When you graduate from seminary, you may have grand ideas of the kind of church you'd like to lead. You imagine the good you can do in your community through outreach projects and enjoy the thought of helping foster congregants' spiritual growth. A seminary degree doesn't automatically mean that you must be a pastor, though. There are many ways to use the knowledge and skills you learn during seminary to build the satisfying career that fits you best.
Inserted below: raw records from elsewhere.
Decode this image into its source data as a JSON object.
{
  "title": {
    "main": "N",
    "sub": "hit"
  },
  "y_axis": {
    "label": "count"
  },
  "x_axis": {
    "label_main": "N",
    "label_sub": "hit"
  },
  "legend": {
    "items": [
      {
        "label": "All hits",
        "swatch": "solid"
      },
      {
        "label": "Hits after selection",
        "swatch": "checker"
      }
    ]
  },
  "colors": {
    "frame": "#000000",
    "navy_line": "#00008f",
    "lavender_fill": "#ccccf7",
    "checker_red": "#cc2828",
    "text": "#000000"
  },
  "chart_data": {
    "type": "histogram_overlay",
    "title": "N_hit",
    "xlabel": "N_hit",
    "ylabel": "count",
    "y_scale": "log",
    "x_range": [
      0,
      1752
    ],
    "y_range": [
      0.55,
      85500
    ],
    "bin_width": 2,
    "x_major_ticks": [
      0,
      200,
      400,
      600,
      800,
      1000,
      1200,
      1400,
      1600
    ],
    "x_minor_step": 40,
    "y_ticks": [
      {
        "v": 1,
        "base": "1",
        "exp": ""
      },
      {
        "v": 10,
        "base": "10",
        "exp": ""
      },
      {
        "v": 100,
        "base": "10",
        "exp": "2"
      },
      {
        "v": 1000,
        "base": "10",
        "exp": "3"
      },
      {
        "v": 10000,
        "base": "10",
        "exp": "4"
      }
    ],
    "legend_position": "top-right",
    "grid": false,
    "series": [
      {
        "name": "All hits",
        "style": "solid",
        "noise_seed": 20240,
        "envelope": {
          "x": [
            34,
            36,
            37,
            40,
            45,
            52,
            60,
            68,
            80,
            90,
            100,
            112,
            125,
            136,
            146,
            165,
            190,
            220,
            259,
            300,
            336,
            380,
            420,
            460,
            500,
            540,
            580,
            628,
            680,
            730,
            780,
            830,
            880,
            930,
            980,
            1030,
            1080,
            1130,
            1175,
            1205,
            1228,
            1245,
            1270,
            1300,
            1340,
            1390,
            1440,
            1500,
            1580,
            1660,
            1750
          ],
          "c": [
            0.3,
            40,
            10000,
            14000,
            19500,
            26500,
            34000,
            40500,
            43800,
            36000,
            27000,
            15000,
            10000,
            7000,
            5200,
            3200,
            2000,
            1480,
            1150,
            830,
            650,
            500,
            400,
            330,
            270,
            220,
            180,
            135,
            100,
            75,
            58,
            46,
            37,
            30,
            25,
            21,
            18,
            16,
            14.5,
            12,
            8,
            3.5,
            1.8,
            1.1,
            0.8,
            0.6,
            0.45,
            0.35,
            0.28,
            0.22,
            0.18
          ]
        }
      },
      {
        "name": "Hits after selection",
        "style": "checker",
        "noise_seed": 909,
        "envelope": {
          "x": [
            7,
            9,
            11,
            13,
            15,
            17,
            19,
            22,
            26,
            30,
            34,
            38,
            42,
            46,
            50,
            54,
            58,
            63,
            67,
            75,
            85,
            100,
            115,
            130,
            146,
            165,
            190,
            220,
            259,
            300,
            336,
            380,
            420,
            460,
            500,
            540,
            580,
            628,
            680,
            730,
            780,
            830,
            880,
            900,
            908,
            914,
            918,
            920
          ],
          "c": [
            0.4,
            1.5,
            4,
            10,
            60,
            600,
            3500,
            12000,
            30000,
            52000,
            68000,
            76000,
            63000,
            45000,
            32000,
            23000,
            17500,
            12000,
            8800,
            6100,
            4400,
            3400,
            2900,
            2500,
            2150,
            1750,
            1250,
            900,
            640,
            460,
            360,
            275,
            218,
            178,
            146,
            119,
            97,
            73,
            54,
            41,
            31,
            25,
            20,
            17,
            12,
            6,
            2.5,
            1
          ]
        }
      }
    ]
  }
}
Some jobs require the same type of skills learned in seminary but don't involve preaching every week. Some of these ministry leadership positions may be official positions within the church or serve as a bridge to a local congregation, and sometimes they're completely autonomous. If being a preacher doesn't seem to be a great fit for you, you may find you're more productive in a para-church ministry position:
- Youth pastor
- Music director
- Senior citizen minister
- College ministry leader
- Wedding officiant
Even secular organizations often have a minister on staff who can counsel and offer support for those who work there. Hospitals, sports franchises, police departments and every branch of the military typically have someone on staff who can assist with spiritual guidance for staff, their families and sometimes even visitors. If you are a great listener and your favorite part of the ministry is comforting others, chaplaincy may be the right job for you.
One of the foundations of ethics for many people of faith is a commitment to aiding those in need. Many people enter seminary because they want a career that makes a real difference in the world. If this is your primary motivation, nonprofit work may be a good next step after graduation. Entry-level positions in these organizations often lead to more responsibility and promotions. Before long, you could be running your own team and finding new ways to serve your city or the world.
As you work toward your seminary degree, you may find that your primary strength is helping people find resources and solve their problems. Spiritual counseling is a big part of any pastor's job, but if that is what you prefer to do, you may consider seeking opportunities outside the church. You can become a licensed therapist and do this kind of work on a full-time basis. If you want to focus more on the spiritual aspect of counseling, you can become a spiritual director or consultant. There are many ways to put your expertise to good use.
The arts provide a great backdrop for storytelling of all kinds. Seminarians are trained to be good storytellers, and if your creative side is the predominant way you minister, a position in the arts is probably a good fit. Reach out to groups that support local artists to see how your expertise can help with their mission. If you see a need among the artists in your community that is not being met, you may be able to start your own collective where they can collaborate and find support. This is a good way to show the creative people who make your town unique that they are valued and cherished, even if they never walk through the doors of a church.
Just because you attend seminary, that doesn't mean you have to commit to a life in the pastorate. There are many career options for people with the creative, counseling, outreach and organizational skills that you gain from your studies. Whether you are nearing graduation or looking to leave your current position in pursuit of something that better utilizes your strengths, you can likely find a job that suits you well.